Marcin Niemyjski
As a trained surveyor, I have honed my skills in data analysis and interpretation, which I have leveraged in my transition towards becoming a Junior Data Scientist. Over the last two years, I have been exploring the realm of GIS, remote sensing, LiDAR, and data processing, which have become my primary areas of interest. My vision of the spatial data industry is that of a puzzle with open datasets, Python, SQL, and Machine Learning techniques being the pieces that need to fit together. In my opinion, the future of GIS lies in Big Data solutions and cloud computing, and I am fortunate to be developing my skills in this direction while working at CloudFerro.
Sessions
This work presents the tool used to create the STAC Copernicus Data Space Ecosystem catalog—the largest and most comprehensive STAC catalog in terms of metadata globally. It details the process from developing a metadata model for Sentinel data, through efficient indexing based on the original metadata files accompanying the products, to result validation and backend system ingestion.
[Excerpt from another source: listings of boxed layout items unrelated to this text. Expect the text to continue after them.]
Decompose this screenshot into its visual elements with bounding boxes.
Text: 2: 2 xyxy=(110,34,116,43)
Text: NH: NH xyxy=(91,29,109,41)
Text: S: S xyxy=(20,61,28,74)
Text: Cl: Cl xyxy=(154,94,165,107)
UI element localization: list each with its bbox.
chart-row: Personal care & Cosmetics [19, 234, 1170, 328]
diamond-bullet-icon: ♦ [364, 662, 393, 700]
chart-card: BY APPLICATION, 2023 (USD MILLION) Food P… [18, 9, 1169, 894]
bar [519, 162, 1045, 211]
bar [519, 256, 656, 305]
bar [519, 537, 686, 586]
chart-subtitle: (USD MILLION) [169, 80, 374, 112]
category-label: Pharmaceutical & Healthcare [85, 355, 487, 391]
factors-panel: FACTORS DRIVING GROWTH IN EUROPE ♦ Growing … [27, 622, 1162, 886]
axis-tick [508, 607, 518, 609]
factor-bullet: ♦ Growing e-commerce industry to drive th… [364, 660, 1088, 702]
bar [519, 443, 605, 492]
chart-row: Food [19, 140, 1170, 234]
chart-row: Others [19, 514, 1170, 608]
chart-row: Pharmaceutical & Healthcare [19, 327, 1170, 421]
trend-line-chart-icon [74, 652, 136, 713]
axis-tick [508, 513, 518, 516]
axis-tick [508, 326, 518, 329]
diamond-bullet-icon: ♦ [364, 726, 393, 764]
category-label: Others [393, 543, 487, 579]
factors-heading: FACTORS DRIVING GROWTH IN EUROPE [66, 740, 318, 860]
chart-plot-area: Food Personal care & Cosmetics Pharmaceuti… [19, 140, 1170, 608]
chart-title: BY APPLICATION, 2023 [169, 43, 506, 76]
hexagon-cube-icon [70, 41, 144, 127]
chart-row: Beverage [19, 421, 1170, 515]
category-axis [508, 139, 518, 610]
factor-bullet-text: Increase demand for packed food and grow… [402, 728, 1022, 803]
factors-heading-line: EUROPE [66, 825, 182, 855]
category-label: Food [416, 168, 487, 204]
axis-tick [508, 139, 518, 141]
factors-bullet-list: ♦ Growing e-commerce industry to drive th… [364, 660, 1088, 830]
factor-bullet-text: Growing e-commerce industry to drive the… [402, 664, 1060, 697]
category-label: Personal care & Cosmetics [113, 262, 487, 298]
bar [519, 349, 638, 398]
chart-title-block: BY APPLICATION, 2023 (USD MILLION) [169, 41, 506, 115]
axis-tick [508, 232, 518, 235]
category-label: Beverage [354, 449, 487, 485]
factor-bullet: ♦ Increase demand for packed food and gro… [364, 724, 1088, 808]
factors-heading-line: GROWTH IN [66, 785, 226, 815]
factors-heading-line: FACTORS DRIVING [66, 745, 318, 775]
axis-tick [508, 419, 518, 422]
A particular highlight is that this entire process is executed using a single tool, eometadatatool, initially developed by DLR, further enhanced, and released as open-source software by the CloudFerro team. Eometadatatool facilitates metadata extraction from the original files accompanying Copernicus program products and others (e.g., Landsat, Copernicus Contributing Missions) based on a CSV file containing the metadata name, the name of the file in which it occurs, and the path to the key within the file. By default, the tool supports product access via S3 resources, configurable through environment variables. The CDSE repository operates as an S3 resource, offering users free access. The tool is aimed to be released as open source in Q1 of 2025. The work will explore potential use cases and demonstrate the basic capabilities of the tool.